Dtsch Med Wochenschr 2012; 137 - A26
DOI: 10.1055/s-0032-1323189

Worin manifestiert sich eine eventuelle augenärztliche Unterversorgung sozial schlechter gestellter Menschen? – Ergebnisse einer Pilot-Querschnittsstudie im Rahmen der „Oberhausener Tafel“

BB Bestges 1, CC Lösche 1, F Krummenauer 2
  • 1Augenklinik am Evangelischen Krankenhaus Mülheim / Ruhr, Mülheim / Ruhr
  • 2Institut für Medizinische Biometrie und Epidemiologie der Universität Witten/Herdecke, Witten

Fragestellung: Nicht unmittelbar notwendige augenärztliche Untersuchungen werden oft nicht wahrgenommen, sodass Unterversorgungen erst im Spätstadium erkannt werden. Diese anonymisierte Querschnittsstudie sollte hierfür sensitive Screening-Indikatoren quantifizieren.

Methodik: Im September 2011 wurde eine anonyme augenärztliche Untersuchung angeboten für alle Menschen, die an diesem Tag Angebote der „Oberhausener Tafel“ in Anspruch nahmen. Es erfolgte eine Bestimmung des mit optimal eingestellter Brille erreichbaren Visus via Autorefraktometer sowie eine Visusprüfung ohne / mit Brille (wenn vorhanden) sowie eine Beurteilung des vorderen und hinteren Augenabschnittes. Als primärer Endpunkt wurde ein mindestens einseitig erreichbarer Visus >0,5 definiert, wenn auf dem betreffenden Auge der bestverfügbare („presenting“) Visus ≤ 0,5 war.
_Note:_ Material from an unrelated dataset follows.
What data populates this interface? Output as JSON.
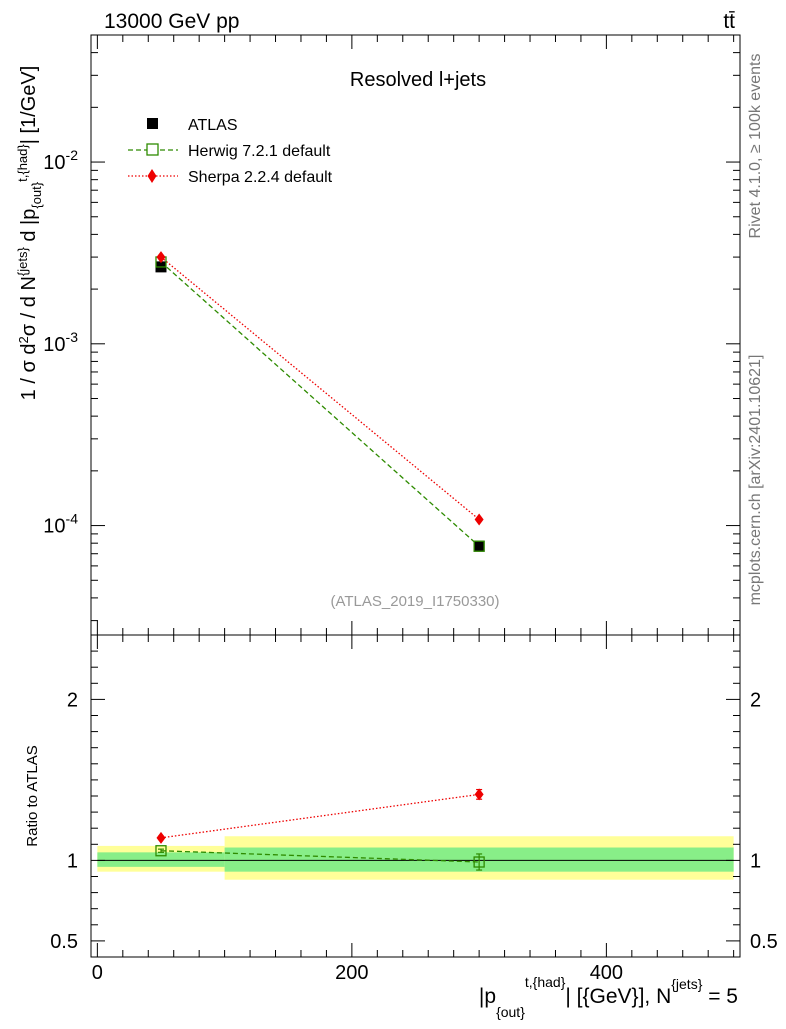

Ergebnisse: Von 38 Untersuchten verfügten 28 über eine Brille. Für den hiermit erhobenen bestverfügbaren Visus ergab sich ein links- und rechtsseitiger Median von 0,63. Im Vergleich dazu ergab sich der best-erreichbare Visus jeweils im Median zu 0,8. Bei 54% der Untersuchten lag der bestverfügbare Visus auf einem oder beiden Augen ≤ 0,5; dieser Anteil ließe sich auf 30% nach Korrektur des objektiven Refraktionsfehlers auf einem oder beiden Augen senken. Insgesamt 46% der Untersuchten zeigten im Vergleich von bestverfügbarem zu korrigiertem Visus ein „Steigerungspotential“ um mindestens zwei Visusstufen auf mindestens einem Auge.
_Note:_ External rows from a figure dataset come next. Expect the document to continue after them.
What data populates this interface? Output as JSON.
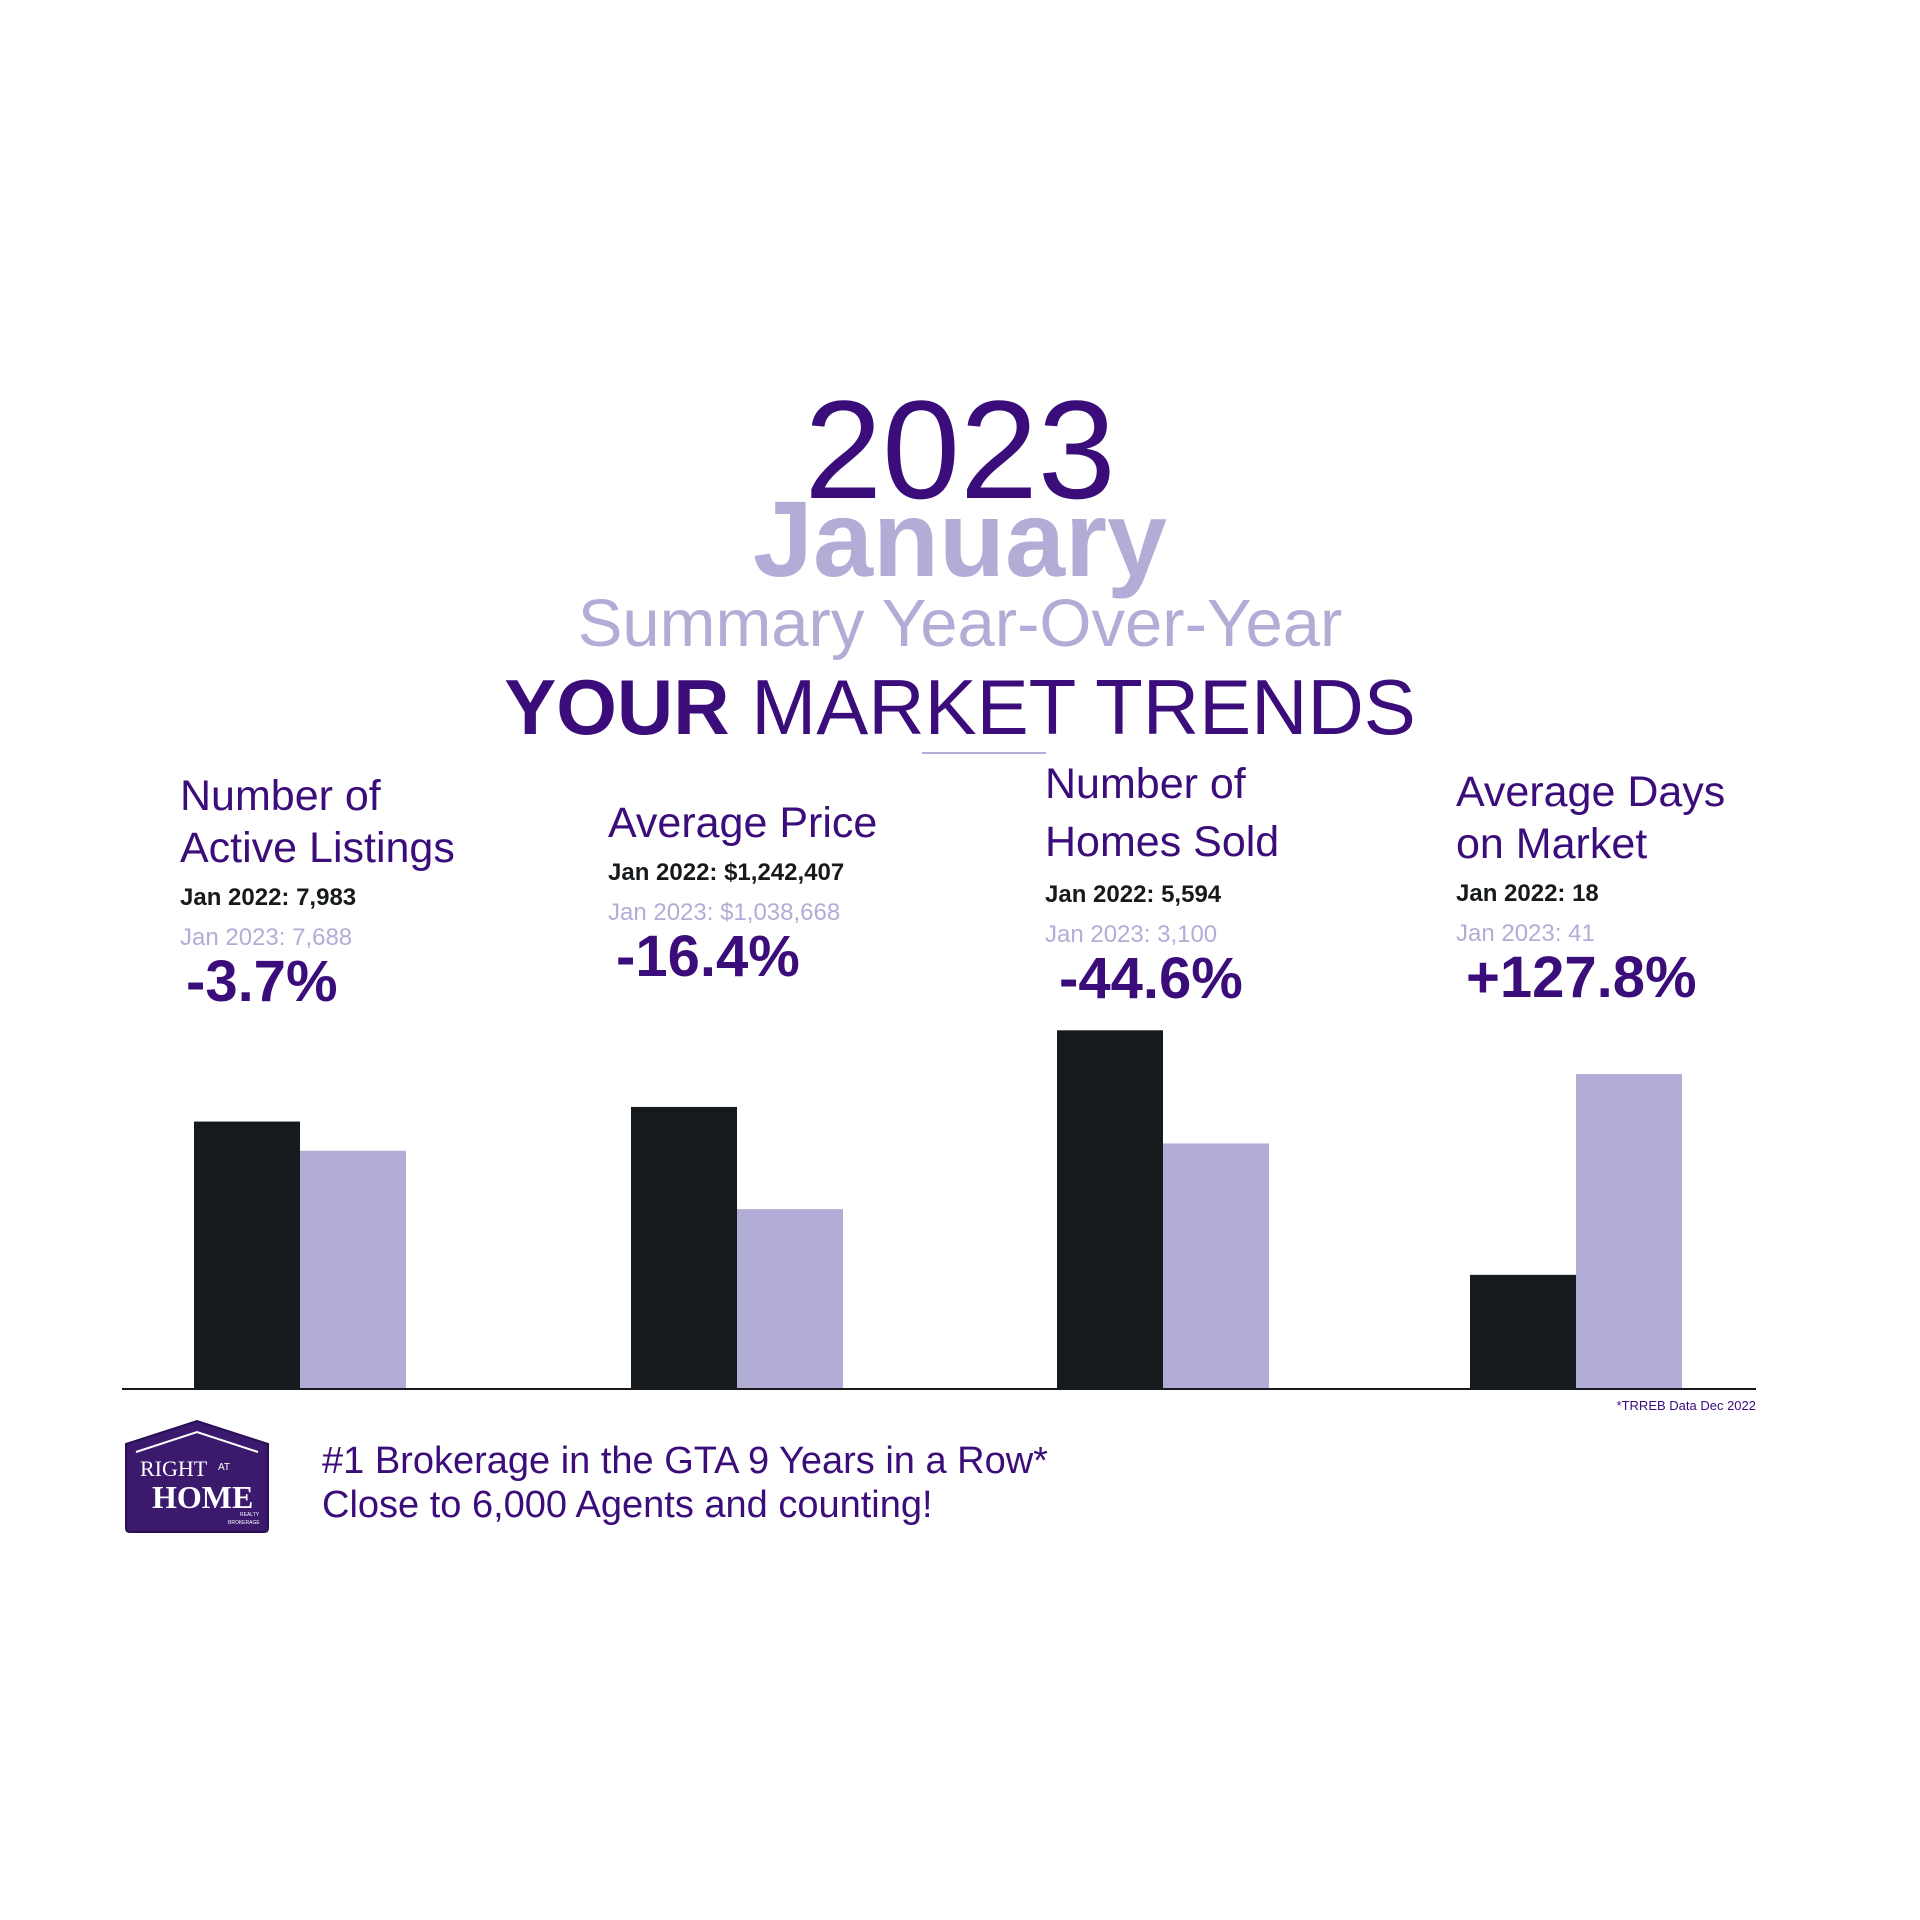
{
  "header": {
    "year": "2023",
    "month": "January",
    "subtitle": "Summary Year-Over-Year",
    "trends_bold": "YOUR",
    "trends_rest": " MARKET TRENDS"
  },
  "colors": {
    "jan_2022": "#171a1c",
    "jan_2023": "#b1add6",
    "primary": "#3b0d7a"
  },
  "metrics": [
    {
      "title_line1": "Number of",
      "title_line2": "Active Listings",
      "prev": "Jan 2022: 7,983",
      "curr": "Jan 2023: 7,688",
      "change": "-3.7%"
    },
    {
      "title_line1": "",
      "title_line2": "Average Price",
      "prev": "Jan 2022: $1,242,407",
      "curr": "Jan 2023: $1,038,668",
      "change": "-16.4%"
    },
    {
      "title_line1": "Number of",
      "title_line2": "Homes Sold",
      "prev": "Jan 2022: 5,594",
      "curr": "Jan 2023: 3,100",
      "change": "-44.6%"
    },
    {
      "title_line1": "Average Days",
      "title_line2": "on Market",
      "prev": "Jan 2022: 18",
      "curr": "Jan 2023: 41",
      "change": "+127.8%"
    }
  ],
  "chart_data": {
    "type": "bar",
    "categories": [
      "Number of Active Listings",
      "Average Price",
      "Number of Homes Sold",
      "Average Days on Market"
    ],
    "series": [
      {
        "name": "Jan 2022",
        "values": [
          7983,
          1242407,
          5594,
          18
        ]
      },
      {
        "name": "Jan 2023",
        "values": [
          7688,
          1038668,
          3100,
          41
        ]
      }
    ],
    "bar_relative_heights": {
      "Jan 2022": [
        0.73,
        0.77,
        0.98,
        0.31
      ],
      "Jan 2023": [
        0.65,
        0.49,
        0.67,
        0.86
      ]
    },
    "source_note": "*TRREB Data Dec 2022"
  },
  "footer": {
    "logo_line1": "RIGHT",
    "logo_at": "AT",
    "logo_line2": "HOME",
    "logo_sub1": "REALTY",
    "logo_sub2": "BROKERAGE",
    "tagline1": "#1 Brokerage in the GTA 9 Years in a Row*",
    "tagline2": "Close to 6,000 Agents and counting!"
  }
}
Schlussfolgerung: In der untersuchten Bevölkerungsgruppe ließe sich der Visus für fast jede zweite Person u.a. durch Ausgleich von Refraktionsfehlern um mindestens zwei Stufen steigern. Mit Blick auf den hieraus ableitbaren Handlungsbedarf sollten niederschwelligere Zugänge zu Untersuchungen ermöglicht werden.